Similarly,  Vietnam, my generation’s war, was for me relegated to TV reports.  Like me, all my friends had college deferments. I cannot remember actually knowing a single person who fought in  Vietnam.

I’ve reflected on my lack of such personal experience with the military because something recently changed in my life that, like a set of falling dominoes, has also changed my view of Memorial Day. 

Last week Marilyn and I attended a classic graduation week tradition at the US Naval Academy in Annapolis, where we now live.  The plebes (freshman) celebrate the end of their grueling first year at the Academy in a riotous climb of the Herndon Monument. 
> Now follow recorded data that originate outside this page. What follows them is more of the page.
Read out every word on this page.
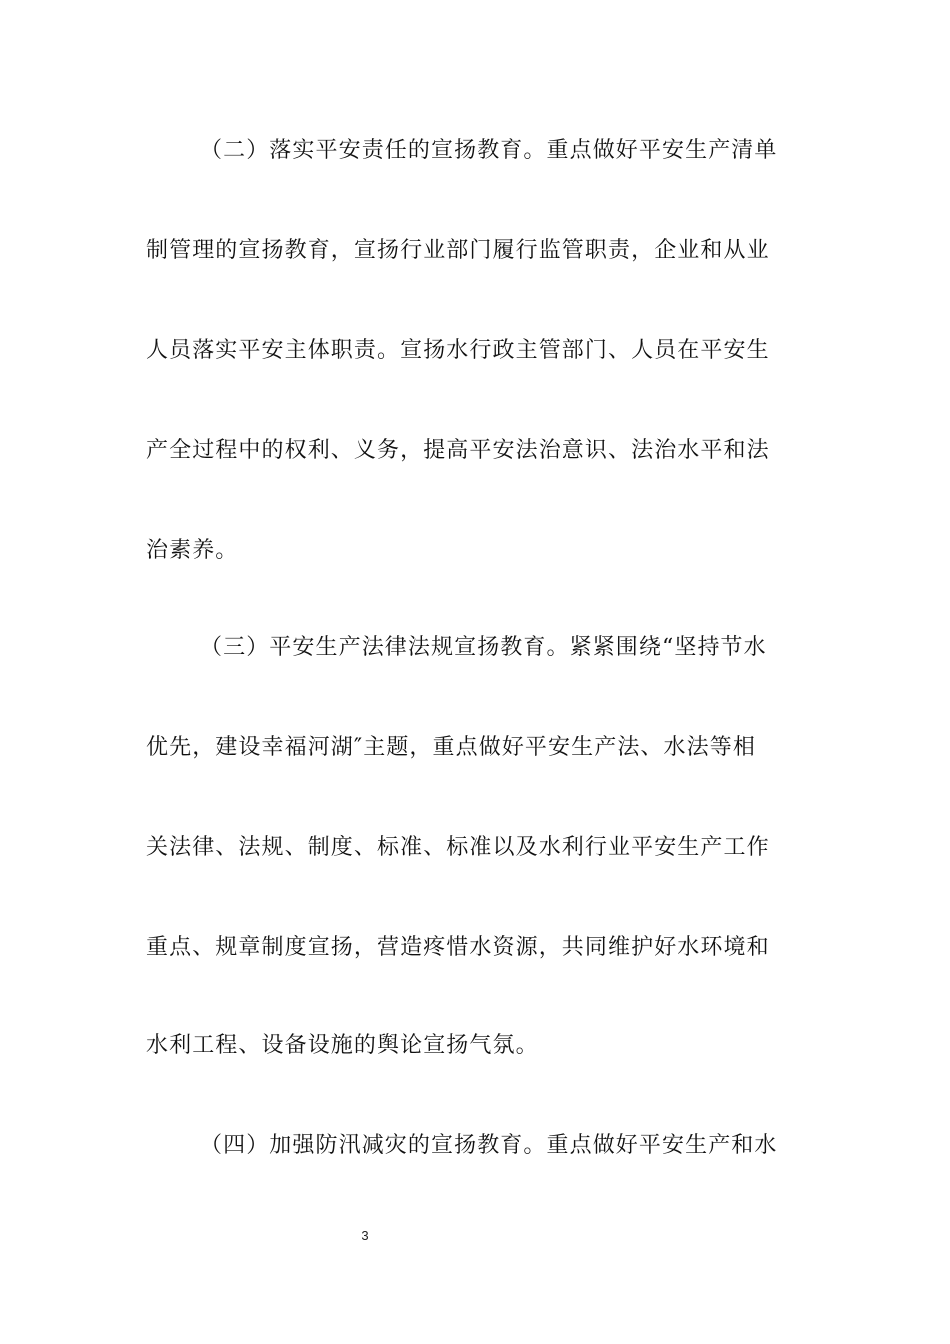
（二）落实平安责任的宣扬教育。重点做好平安生产清单
制管理的宣扬教育，宣扬行业部门履行监管职责，企业和从业
人员落实平安主体职责。宣扬水行政主管部门、人员在平安生
产全过程中的权利、义务，提高平安法治意识、法治水平和法
治素养。
（三）平安生产法律法规宣扬教育。紧紧围绕“坚持节水
优先，建设幸福河湖″主题，重点做好平安生产法、水法等相
关法律、法规、制度、标准、标准以及水利行业平安生产工作
重点、规章制度宣扬，营造疼惜水资源，共同维护好水环境和
水利工程、设备设施的舆论宣扬气氛。
（四）加强防汛减灾的宣扬教育。重点做好平安生产和水
3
The Herndon Monument  is a 21-foot-tall grey granite obelisk that for this occasion is smeared with 200 pounds of grease and lard.  The plebe class must work together, standing on one another’s shoulders, to climb high enough to throw a midshipman’s cover (hat) onto the pinnacle.  This project has taken anywhere from 20-30 minutes to over 4 hours for every class since 1962.

As Marilyn and I watched the fun, we chatted with three 3rd class (sophomore) midshipmen in their dress whites who reminisced about their Herndon climb the year before.  As in all my interactions with mid’s, they were open, polite and friendly.  Yes, it was only a brief encounter, but in a world where values are receding, it is easy to imagine that the Academy’s core values of honor, courage and commitment are more than mere words to these three 19-year-olds, and–by extension–to their many greasy, joyful friends I was watching.
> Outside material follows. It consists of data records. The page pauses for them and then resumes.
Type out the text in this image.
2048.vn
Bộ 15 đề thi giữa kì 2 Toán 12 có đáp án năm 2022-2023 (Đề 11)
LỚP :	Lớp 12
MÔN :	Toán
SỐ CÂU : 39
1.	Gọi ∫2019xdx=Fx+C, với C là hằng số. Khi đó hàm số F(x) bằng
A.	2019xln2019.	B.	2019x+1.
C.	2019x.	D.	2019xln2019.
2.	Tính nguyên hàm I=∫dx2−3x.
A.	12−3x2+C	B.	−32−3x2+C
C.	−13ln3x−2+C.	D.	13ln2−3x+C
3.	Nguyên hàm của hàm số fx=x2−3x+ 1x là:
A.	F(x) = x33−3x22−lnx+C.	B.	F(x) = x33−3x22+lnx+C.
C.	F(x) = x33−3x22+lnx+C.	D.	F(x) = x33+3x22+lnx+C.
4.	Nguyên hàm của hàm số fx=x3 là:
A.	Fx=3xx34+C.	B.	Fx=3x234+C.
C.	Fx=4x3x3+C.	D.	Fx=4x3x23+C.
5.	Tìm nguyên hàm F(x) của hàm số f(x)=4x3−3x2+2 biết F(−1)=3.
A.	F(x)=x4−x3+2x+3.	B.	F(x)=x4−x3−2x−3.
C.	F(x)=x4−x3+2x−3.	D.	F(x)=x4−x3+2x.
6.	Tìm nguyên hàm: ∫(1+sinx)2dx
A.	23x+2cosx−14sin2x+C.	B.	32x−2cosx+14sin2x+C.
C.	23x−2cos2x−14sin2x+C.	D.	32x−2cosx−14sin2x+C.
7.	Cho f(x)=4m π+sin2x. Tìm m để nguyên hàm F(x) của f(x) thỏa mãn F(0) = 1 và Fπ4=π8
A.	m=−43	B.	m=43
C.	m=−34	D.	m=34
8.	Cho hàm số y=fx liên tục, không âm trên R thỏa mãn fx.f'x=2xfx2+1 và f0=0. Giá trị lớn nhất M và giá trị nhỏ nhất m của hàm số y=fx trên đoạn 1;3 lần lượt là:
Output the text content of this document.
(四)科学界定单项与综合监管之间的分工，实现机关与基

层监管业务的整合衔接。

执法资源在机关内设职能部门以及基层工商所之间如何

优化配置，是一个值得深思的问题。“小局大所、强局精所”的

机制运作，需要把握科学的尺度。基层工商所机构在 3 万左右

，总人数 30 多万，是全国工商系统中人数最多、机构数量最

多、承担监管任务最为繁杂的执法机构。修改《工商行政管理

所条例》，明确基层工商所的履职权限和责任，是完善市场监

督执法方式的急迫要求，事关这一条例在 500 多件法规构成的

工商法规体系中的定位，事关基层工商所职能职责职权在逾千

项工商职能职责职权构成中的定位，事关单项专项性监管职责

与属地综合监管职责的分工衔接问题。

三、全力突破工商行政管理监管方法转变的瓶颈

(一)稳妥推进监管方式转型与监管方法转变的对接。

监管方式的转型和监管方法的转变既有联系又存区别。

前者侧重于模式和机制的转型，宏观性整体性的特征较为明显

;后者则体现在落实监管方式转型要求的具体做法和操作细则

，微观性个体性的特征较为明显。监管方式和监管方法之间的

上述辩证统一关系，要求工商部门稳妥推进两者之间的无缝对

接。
This is what changed this past year: I am now in closer proximity to military people and military traditions than ever before in my life.  We have attended sports and musical events at the Academy.  We drive past a military cemetery with hundreds of white crosses every week on our way to church.  I’ve also had glimpses into military culture through active and retired officers I’ve met at church.

Our worldviews are shaped by such personal experience. 

The three young men we chatted with are getting a great education at a premier institution, but when they graduate will be putting themselves in harm’s way for me and my family.  A future Memorial Day might include one of them or one of their friends I smile at as I lead my tour groups.

For someone like me far removed from military life, it is a sobering thought. 

This is how change happens.  It is no longer “those Muslims,” but Mohammed who coaches my kid’s soccer team and his family who live around the corner.  It is no longer “those immigrants,” but Maria who cares for my children.

We all live attenuated lives, invisibly boxed in by who we know, where we have lived, who we associate with or listen to, how we spend our time. 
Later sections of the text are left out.